Before the nineteenth century, bloodsports such as bull baiting, bear baiting and cock fighting were common. Bulls brought to market were set upon by dogs as a way of tenderizing the meat and providing entertainment for the spectators; and dog fights with bears, bulls and other animals were often organized as entertainment for both royalty and commoners. Early Bull and Terriers were not bred for the handsome visual specimen of today, rather they were bred for the characteristic known as gameness. The pitting of dogs against bear or bull tested the gameness, strength and skill of the dog. These early "proto-staffords" provided the ancestral foundation stock for the Staffordshire Bull Terrier, the Bull Terrier, the American Pit Bull Terrier and American Staffordshire Terrier.
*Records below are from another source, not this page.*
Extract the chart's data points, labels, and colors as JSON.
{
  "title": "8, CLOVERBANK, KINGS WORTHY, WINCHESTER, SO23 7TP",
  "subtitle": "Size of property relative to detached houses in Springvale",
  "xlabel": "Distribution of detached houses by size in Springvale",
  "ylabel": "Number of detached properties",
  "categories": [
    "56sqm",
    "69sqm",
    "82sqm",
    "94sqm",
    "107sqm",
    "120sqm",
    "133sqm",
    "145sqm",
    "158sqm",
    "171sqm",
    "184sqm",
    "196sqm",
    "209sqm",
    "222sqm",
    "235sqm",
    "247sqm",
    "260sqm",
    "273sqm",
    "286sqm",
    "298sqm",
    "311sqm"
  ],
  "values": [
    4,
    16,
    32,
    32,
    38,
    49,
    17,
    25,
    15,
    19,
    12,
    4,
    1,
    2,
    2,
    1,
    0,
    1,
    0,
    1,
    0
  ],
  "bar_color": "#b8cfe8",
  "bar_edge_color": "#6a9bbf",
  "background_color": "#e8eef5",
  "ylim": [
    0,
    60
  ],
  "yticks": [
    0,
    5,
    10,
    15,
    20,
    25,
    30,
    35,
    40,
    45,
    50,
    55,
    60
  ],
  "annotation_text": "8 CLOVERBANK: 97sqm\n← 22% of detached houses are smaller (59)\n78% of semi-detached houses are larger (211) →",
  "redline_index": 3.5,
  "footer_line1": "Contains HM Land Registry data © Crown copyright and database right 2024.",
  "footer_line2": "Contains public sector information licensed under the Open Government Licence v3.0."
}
This common ancestor was known as the "Bull and Terrier". 

These bloodsports were officially eliminated in 1835 as Britain began to introduce animal welfare laws. Since dogfights were cheaper to organize and far easier to conceal from the law than bull or bear baits, bloodsport proponents turned to pitting their dogs against each other instead. Dog fighting was used as both a bloodsport (often involving gambling) and a way to continue to test the quality of their stock. For decades afterwards, dog fighting clandestinely took place in pockets of working-class Britain and America. Dogs were released into a pit, and the last dog still fighting (or occasionally, the last dog surviving) was recognized as the winner.

The quality of pluckiness or "gameness" was still highly prized, and dogs that gave up during a fight were reviled as "curs". As an important aside, fighting dogs were often handled in the pit during fights, by both their owners and the judge, so were bred to be as
trustworthy with humans as they were aggressive towards other dogs.

The breed attained UK Kennel Club recognition on 25 May 1935. Staffordshires were imported into the US during this time.



Staffords in Australia

In 1951 Mr and Mrs W Stevens emigrated from England, bringing with them a pair of Staffordshire Bull Terriers named “TinkersChina” and “Bills Hope”. Both were “J” line. Intending to settle in Queensland, they sailed first into Melbourne then Sydney and contacted the Controls and registered the pair as the first of the breed to be recorded. In Queensland their prefix “Westaff” was the first to be recorded. A litter from the pair was born in quarantine. Early fanciers of prominence were Mr J Johnson (Raijoh), Mr R Orpin from Bundaberg (Nipro) who imported a bitch named Loggerheads Jeannie from NZ in the late fifties, and Dr I Lamb (Rettendon) who bought her pet bitch, Brindle Babs of Bandits, with her when emigrating in 1958. Another fancier Mrs A Knight (Kumbari) who made up the first Australian champion of the breed called Ch Westaff Red Devil (Tinkers China x Bills Hope). In 1961 Rettendon imported another bitch from NZ named Redheads Gigi. In 1966 the breed was given a much needed boost by the arrival of a pet dog owned by Mr R Pavey named Constones Cadet Again. In 1967 Dr L Davidson (Olmoday) imported Linksbury Modesty Blaize (UK) and Lydes Jaguar of Linksbury (UK) as puppies. In 1969 Olmoday imported another bitch, Linksbury Isola of Olmoday (UK). The combination of these dogs improved the breed enormously in Queensland and filtered interstate during the early ‘70s where they also made their mark. Other imports during the early ‘70’s included Loggerheads Jickory (NZ), Ramlyn Tomahawk of Linksbury (UK) and Loggerheads Gewalt (NZ) was acquired by Olmoday between 1970 and 1974. During the later ‘70s fanciers bought stock from interstate, these included Crossguns Justice by Mrs M Murry (Boyendale), Crossguns Deputy Winks for the Mackay area by R and D Jenks (Pitstaff), and for the Cairns area Crossguns Newman Noggs by R and R Bowen (Safbown).

The ‘80s have seen many imports, 1981 Red Ruby (UK), owned by M Douglas (Headstart), 1985 Pitstaff imported Eastaff Bruiser (UK), both these dogs are making their mark throughout Australia. In 1986 T Sinn introduced Crossguns Mr Cobbs and Havildar of Tarlair (NZ) and a bitch, Aanjuli of Tarlair (NZ). In 1988 R and D Jenks (Pitstaff) brought in Eastaff Likey Lad. These can only contribute to the advancement of our chosen breed. The popularity of the Staffordshire has reached huge proportions resulting in large entries at most shows where they usually have the highest entry in the terrier group. They have come a long way from their humble beginnings, and are now a force to be reckoned with in competition with other breeds.